According to a research note from Barclays, the 2014 dividend announced by IPPs has increased 5.7% y/y exceeding the average earnings growth registered by the sector.
This is complimented by increase in free cash flows, which has aggregated to RMB130bn in 2014, up c15% y/y.
Barclays noted that it expects that free cash flows for the sector will continue their growth trajectory, given our expectation of normalisation of capex in next three years.
Here's more from Barclays:
2014 results for the IPP sector have demonstrated that a substantial proportion of the incremental cash flows will feed back to investors.
Dividends announced by most companies have been the highest in their recent history as a function of elevated earnings.
Going forward, we expect that with normalising capex, stronger free cash flows would continue and dividends would be well covered.
The sector is trading at a 5.2% dividend yield and Huaneng Power (OW) is leading the pack with its 50% payout ratio. The risk of tariff cuts is the biggest overhang.
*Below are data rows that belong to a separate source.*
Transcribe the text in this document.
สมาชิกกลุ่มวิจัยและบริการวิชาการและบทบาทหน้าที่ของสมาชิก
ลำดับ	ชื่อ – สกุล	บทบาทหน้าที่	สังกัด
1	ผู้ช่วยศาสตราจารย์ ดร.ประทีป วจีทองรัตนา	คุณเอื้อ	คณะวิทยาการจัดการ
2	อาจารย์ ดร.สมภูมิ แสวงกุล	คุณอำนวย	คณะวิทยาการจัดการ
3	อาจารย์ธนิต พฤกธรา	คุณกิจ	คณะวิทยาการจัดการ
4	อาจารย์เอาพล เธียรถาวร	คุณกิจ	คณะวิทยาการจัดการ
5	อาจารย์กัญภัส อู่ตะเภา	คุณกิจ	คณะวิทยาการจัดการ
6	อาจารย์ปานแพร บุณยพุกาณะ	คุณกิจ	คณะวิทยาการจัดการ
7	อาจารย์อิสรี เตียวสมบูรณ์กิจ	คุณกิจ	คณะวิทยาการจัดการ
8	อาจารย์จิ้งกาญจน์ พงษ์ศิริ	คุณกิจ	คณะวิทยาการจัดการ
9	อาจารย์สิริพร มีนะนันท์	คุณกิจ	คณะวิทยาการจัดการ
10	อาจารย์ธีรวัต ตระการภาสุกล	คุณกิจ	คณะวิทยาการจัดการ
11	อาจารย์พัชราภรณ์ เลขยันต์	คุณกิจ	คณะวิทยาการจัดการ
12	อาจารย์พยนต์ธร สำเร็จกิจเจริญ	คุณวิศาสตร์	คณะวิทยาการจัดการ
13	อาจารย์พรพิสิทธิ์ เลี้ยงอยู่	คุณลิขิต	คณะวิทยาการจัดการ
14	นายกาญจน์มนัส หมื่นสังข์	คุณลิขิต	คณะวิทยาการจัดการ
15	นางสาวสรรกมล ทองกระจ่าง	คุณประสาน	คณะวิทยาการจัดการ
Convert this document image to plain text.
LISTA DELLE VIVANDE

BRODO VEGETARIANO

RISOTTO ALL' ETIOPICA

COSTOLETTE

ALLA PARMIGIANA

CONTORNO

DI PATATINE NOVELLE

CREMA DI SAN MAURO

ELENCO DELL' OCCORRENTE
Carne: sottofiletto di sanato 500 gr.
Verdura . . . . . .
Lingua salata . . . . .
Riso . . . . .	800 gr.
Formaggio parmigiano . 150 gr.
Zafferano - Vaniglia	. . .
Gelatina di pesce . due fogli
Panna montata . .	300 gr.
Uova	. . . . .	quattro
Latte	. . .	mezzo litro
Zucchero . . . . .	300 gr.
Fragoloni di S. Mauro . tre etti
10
However, the balance sheet deleveraging and consequent EV rebalancing should continue to offset any setbacks in the IPPs cash flow story, in our view.
The power reforms framework announced by the NDRC last week is widely seen as a risk, but could also provide an opportunity for IPPs to invest some of their cash flows for better returns.
We update our estimates with 2014 results and mark to market our commodity price assumptions; we lower our price target for Huaneng Power to HK$12 (from HK$13) while ratings are all unchanged.